Священник с важным видом кивнул.

— Мы к тому времени решили, что раз уж злоумышленникам удается скрывать свою одаренность, то наверняка что-то подобное имело место и раньше. Отец Маркел и Борис Григорьевич, установили, что последними, кто на таком попадался, были рославльские дворяне Колядины. О, тетя Ксения, я смотрю, фамилия эта тебе знакома? Поскольку род Колядиных пресекся, ну, это мы так думали, что пресекся, то искали кого-то из слуг Колядиных или их родственников, кто мог бы служить в нашем доме. Вот вы и решили, что можно и нужно ударить снова. И ударили. Это ведь снова ты в меня стреляла, Ирина? И Аглаю мою убила ты. Но опять ты ошиблась. Когда ты первый раз пришла к вдове Капитоновой в дом Алифантьева, то высматривала мое окно с такой злобой, что я это почувствовал. Не тебя, прятаться ты умеешь, а именно твою злобу. Мне это не понравилось, и я нанял мальчишек следить за тем домом. С Аленой Егоровой ты одного роста и сложения, и когда вы поменялись епанчами, отличить одну от другой, да еще мальчику, который раньше ни ту, ни другую не видел, да в сильный дождь, было нельзя. Да, Ирина, это ты поднималась к Капитоновой, а штуцер принесла и потом унесла под епанчей. А потом этот штуцер уехал во Владимир вместе с вашими зимними вещами. В сундуке с двойным дном.

— Бредишь ты, братец, — Ирина адресовала мне ехидную улыбочку. — Я же то ружье и не подняла бы!
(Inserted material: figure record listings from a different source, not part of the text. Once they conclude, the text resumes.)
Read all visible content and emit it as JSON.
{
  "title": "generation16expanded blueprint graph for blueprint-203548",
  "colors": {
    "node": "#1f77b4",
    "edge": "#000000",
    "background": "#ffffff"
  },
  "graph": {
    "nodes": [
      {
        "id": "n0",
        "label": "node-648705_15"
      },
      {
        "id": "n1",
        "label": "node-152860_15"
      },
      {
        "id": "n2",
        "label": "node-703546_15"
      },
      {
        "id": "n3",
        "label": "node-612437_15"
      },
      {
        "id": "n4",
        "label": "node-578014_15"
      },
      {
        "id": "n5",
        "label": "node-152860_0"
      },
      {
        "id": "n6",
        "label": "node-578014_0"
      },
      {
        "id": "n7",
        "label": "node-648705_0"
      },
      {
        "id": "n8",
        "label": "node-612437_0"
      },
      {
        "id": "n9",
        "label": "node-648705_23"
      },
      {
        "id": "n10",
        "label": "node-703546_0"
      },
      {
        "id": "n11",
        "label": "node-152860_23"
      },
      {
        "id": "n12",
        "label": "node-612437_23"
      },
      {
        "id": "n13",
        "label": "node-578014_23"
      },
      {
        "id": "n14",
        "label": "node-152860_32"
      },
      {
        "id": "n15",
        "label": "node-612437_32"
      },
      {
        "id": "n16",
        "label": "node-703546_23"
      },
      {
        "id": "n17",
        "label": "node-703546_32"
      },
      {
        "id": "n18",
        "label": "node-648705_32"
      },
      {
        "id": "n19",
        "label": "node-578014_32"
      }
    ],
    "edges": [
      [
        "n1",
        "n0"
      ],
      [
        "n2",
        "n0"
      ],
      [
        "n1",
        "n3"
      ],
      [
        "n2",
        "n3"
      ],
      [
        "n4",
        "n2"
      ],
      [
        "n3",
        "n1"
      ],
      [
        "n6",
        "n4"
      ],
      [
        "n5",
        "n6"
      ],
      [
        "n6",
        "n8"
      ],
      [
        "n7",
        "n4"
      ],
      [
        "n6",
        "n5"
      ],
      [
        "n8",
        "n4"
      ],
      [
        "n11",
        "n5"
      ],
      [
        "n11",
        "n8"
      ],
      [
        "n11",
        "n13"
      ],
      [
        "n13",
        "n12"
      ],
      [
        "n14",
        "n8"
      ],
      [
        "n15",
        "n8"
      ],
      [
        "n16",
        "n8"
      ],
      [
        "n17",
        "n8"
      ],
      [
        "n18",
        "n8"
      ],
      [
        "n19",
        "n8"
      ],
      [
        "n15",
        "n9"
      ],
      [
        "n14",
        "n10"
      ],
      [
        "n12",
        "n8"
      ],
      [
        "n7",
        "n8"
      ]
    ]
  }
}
— Да? — деланно удивился я. — А напомни-ка мне, кого во «Владимирском охотничьем ежегоднике» назвали «Владимирскою Дианою»?[22] А ты, дядя Петр, не расскажешь, как выспорил тот штуцер у соседа своего, отставного полковника Емельянова, побившись с ним об заклад, что дочь твоя стреляет лучше, чем он? А ты, тетя Ксения, поведай нам, что вы с вдовой Капитоновой не поделили, что ты ее умертвила? Ведь все у вас оговорено было, Капитонова соврала, что к ней в тот день приходила Алена Егорова. Денег, что ли, с вас потребовала больше, чем заранее договорились? Она же в нашем доме была, приходила, как ты нам говорила, лечить тебя. Вот ты на нее и навела что-то, что она только и смогла домой вернуться, да и померла.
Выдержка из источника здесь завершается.